I will also note that "ImpulseDE2_lsErrorCausingGene.RData" does not exist anywhere in my remote directory (running the model on our institution's supercomputer). I am happy to supply any additional information/data to help troubleshoot. I really think ImpulseDE2 should fit our experiment/model the best but I am not sure where to begin diagnostics on these errors.

davidsebfischer commented 2 years ago

The latter one looks like a numerical error during fitting, let's check if you have all-zero genes in your data set that could cause this? On first sight, looking at the error report, that is the most suspicious field with respect to numeric stability.

mallorymaynes commented 2 years ago

I ran this filtering step on my counts table before running RUVseq (to generate factors of unwanted variation), which only keeps genes that have at least 10 counts in at least 2 samples, so I don't think that should be the issue.

filter <- apply(forward, 1, function(x) length(x[x>10])>=2) #filter: greater than 10 counts in at least 2 samples
mallorymaynes commented 2 years ago

Hey David, any other thoughts?
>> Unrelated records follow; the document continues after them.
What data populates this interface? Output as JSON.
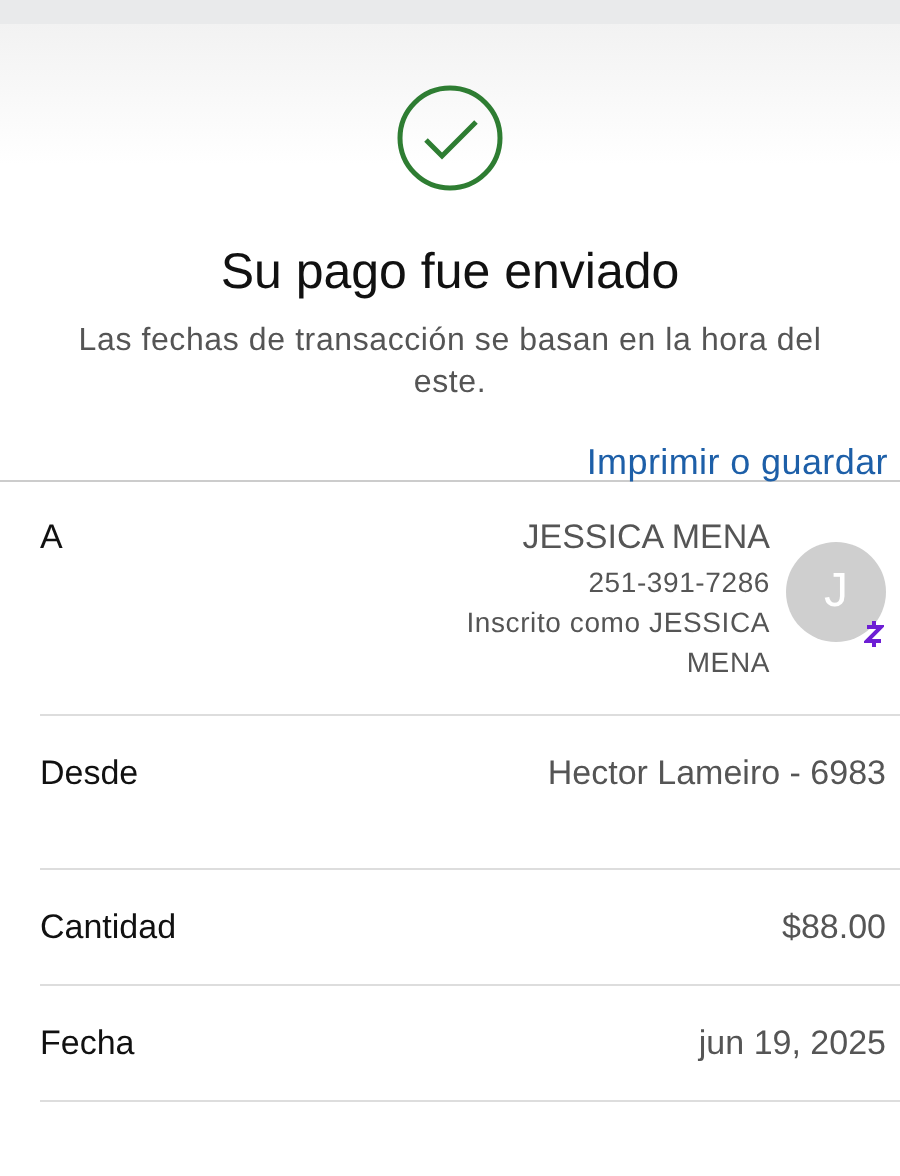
{
  "status": {
    "title": "Su pago fue enviado",
    "note": "Las fechas de transacción se basan en la hora del este.",
    "action": "Imprimir o guardar"
  },
  "rows": [
    {
      "kind": "recipient",
      "label": "A",
      "name": "JESSICA MENA",
      "phone": "251-391-7286",
      "enrolled": "Inscrito como JESSICA MENA",
      "avatar_initial": "J"
    },
    {
      "kind": "simple",
      "label": "Desde",
      "value": "Hector Lameiro - 6983"
    },
    {
      "kind": "simple",
      "label": "Cantidad",
      "value": "$88.00"
    },
    {
      "kind": "simple",
      "label": "Fecha",
      "value": "jun 19, 2025"
    }
  ]
}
Is there anything I can give you to help diagnose?

ctlongg commented 6 months ago

@mallorymaynes Thanks for bringing this up and did you managed to find a solution. Unfortunately, I ran into the same problem when trying to incorporate RUVg covariates into vecConfounders. Here is my code,

ImpulseDE2_pathways <- runImpulseDE2( matCountData = raw_counts, dfAnnotation = model_meta, boolCaseCtrl = FALSE, scaNProc = 60, vecConfounders = "Batch", scaQThres = 0.01, boolIdentifyTransients = TRUE)

Got the error:

<simpleError in optim(par = vecParamGuess, fn = evalLogLikImpulse_comp, vecCounts = vecCounts, scaDisp = scaDisp, vecSizeFactors = vecSizeFactors, vecTimepointsUnique = vecTimepointsUnique, vecidxTimepoint = vecidxTimepoint, lsvecidxBatch = lsvecidxBatch, vecboolObserved = !is.na(vecCounts), method = "BFGS", control = list(maxit = MAXIT, reltol = RELTOL, fnscale = -1)): non-finite finite-difference value [3]>.

Running without the batch works fine. But this means the batch may impede with the analysis.